Vaga aberta e aposentadorias previstas até 2030 podem mudar composição da Corte

A eleição presidencial de 2026 poderá definir parte da futura composição do Supremo Tribunal Federal (STF). O presidente eleito poderá indicar até quatro ministros para a Corte até 2030, considerando uma vaga atualmente aberta e três aposentadorias compulsórias previstas durante o próximo mandato.

Foto: STF

A primeira mudança já está em andamento. O presidente Luiz Inácio Lula da Silva (PT) indicou o advogado-geral da União, Jorge Messias, para ocupar a cadeira aberta no tribunal. A indicação, porém, foi rejeitada pelo Senado, e a vaga permanece sem ocupante.

Outras três cadeiras deverão ser liberadas pela aposentadoria compulsória dos ministros que atingirem 75 anos. Luiz Fux deverá deixar o STF em abril de 2028, seguido por Cármen Lúcia, em abril de 2029. Gilmar Mendes completa a idade-limite em dezembro de 2030, já no fim do próximo mandato presidencial.

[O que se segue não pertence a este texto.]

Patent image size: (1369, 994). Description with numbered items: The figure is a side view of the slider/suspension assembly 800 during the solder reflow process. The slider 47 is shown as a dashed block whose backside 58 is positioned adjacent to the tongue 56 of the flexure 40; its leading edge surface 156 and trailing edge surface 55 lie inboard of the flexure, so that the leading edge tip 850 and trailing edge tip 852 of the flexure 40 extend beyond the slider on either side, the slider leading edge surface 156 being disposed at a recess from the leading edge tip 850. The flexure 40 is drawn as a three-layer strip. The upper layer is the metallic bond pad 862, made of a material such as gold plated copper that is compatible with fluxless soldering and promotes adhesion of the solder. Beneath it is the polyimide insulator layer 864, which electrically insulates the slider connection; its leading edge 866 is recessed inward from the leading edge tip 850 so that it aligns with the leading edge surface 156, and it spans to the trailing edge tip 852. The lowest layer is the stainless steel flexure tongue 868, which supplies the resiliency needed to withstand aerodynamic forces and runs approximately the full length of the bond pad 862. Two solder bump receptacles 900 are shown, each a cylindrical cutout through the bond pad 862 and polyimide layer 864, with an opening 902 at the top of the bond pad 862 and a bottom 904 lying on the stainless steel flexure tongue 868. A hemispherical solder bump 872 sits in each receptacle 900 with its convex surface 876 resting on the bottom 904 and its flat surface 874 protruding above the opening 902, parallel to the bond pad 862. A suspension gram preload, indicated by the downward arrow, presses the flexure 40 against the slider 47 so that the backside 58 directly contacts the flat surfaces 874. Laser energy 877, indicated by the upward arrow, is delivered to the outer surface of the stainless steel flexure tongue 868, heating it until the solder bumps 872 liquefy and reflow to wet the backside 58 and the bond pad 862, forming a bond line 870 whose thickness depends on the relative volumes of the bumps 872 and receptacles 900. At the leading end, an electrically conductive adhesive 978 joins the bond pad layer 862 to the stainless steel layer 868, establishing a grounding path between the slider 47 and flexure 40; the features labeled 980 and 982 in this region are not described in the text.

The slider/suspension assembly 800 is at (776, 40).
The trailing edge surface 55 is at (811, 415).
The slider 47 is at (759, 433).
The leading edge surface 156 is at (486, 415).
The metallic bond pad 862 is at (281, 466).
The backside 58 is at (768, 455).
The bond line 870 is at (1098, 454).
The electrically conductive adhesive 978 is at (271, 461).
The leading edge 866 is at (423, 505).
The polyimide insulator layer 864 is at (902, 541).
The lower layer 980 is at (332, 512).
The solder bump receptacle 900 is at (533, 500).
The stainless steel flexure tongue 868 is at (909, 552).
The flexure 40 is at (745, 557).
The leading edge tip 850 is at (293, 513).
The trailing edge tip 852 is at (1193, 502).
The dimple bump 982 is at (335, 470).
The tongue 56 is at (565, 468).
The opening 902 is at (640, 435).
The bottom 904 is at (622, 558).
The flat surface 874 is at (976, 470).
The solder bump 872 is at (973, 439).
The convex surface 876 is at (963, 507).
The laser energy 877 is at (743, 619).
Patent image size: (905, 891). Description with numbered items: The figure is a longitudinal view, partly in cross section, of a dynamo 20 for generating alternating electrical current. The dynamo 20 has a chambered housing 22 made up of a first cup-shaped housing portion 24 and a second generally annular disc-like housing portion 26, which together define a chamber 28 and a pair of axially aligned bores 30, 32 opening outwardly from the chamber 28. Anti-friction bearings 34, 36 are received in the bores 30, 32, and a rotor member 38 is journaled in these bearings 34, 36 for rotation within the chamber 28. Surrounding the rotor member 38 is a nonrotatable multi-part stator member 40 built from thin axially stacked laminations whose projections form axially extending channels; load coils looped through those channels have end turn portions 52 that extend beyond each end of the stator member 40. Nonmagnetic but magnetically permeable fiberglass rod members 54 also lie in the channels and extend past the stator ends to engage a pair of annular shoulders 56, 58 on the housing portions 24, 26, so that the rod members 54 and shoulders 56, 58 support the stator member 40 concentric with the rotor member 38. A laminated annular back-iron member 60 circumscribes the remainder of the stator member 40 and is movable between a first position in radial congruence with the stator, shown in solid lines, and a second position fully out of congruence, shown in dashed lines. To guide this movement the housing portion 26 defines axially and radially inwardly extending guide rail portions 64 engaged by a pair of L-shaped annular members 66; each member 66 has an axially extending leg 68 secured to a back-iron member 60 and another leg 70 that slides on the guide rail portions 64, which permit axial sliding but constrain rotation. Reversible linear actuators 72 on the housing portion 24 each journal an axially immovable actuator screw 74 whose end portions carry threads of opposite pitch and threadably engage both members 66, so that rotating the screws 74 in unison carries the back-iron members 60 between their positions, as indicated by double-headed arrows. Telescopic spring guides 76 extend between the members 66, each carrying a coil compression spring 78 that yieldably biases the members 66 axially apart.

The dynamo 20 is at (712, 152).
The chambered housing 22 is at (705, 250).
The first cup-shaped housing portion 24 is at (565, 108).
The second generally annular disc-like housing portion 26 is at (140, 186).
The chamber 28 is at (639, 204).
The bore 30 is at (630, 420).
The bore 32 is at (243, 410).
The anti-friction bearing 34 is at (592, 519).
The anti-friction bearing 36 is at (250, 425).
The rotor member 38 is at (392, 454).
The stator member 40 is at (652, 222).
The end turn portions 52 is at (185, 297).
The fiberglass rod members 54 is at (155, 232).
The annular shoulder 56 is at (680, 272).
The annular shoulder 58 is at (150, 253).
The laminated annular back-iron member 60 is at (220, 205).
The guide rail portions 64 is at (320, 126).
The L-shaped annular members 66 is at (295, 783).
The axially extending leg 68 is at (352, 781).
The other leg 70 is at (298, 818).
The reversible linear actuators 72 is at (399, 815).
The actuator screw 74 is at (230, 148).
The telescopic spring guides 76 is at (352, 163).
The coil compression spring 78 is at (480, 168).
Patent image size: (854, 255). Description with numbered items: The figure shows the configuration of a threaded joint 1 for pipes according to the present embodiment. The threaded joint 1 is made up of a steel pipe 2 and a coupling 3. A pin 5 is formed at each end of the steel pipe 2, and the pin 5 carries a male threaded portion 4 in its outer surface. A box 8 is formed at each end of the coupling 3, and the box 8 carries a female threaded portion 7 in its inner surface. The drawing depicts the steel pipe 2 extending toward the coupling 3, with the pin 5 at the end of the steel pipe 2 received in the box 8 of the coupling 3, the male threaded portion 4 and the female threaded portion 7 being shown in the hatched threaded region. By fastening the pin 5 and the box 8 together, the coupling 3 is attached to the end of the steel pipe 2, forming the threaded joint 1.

Senado terá papel nas escolhas

Além da disputa pelo Palácio do Planalto, as eleições de 2026 também alterarão a composição do Senado, responsável por analisar e votar as indicações presidenciais ao STF. A nova formação da Casa poderá, portanto, influenciar a tramitação das futuras escolhas para o tribunal.

Em um eventual segundo mandato, Lula também poderá fazer novas indicações caso outras vagas sejam abertas. Atualmente, quatro dos dez ministros do STF foram escolhidos por ele: Cármen Lúcia, Dias Toffoli, Cristiano Zanin e Flávio Dino.

Durante o governo de Jair Bolsonaro (PL), foram indicados Nunes Marques e André Mendonça.

Crise interna no Supremo

A perspectiva de mudanças na composição do tribunal é discutida em meio à tensão entre integrantes da Corte. Um dos principais episódios recentes envolve o confronto entre Alexandre de Moraes e André Mendonça nas investigações relacionadas ao Banco Master.

Em 1º de setembro, Mendonça retirou o sigilo de um relatório da Polícia Federal que continha mensagens trocadas entre Moraes e Daniel Vorcaro, ex-banqueiro do Master. Segundo o documento, Vorcaro pedia orientações ao ministro e tratava com Viviane Barci de Moraes, esposa de Moraes, sobre um contrato de R$ 130 milhões.

Dois dias depois, Moraes reagiu e solicitou ao presidente do STF, Edson Fachin, a investigação de Mendonça por abuso de autoridade, improbidade administrativa e crime de responsabilidade. O ministro também acusou o colega de conduzir investigações contra ele por motivos pessoais e políticos.

A possível renovação do STF, portanto, se tornou um dos efeitos institucionais que estarão associados ao resultado das eleições de 2026.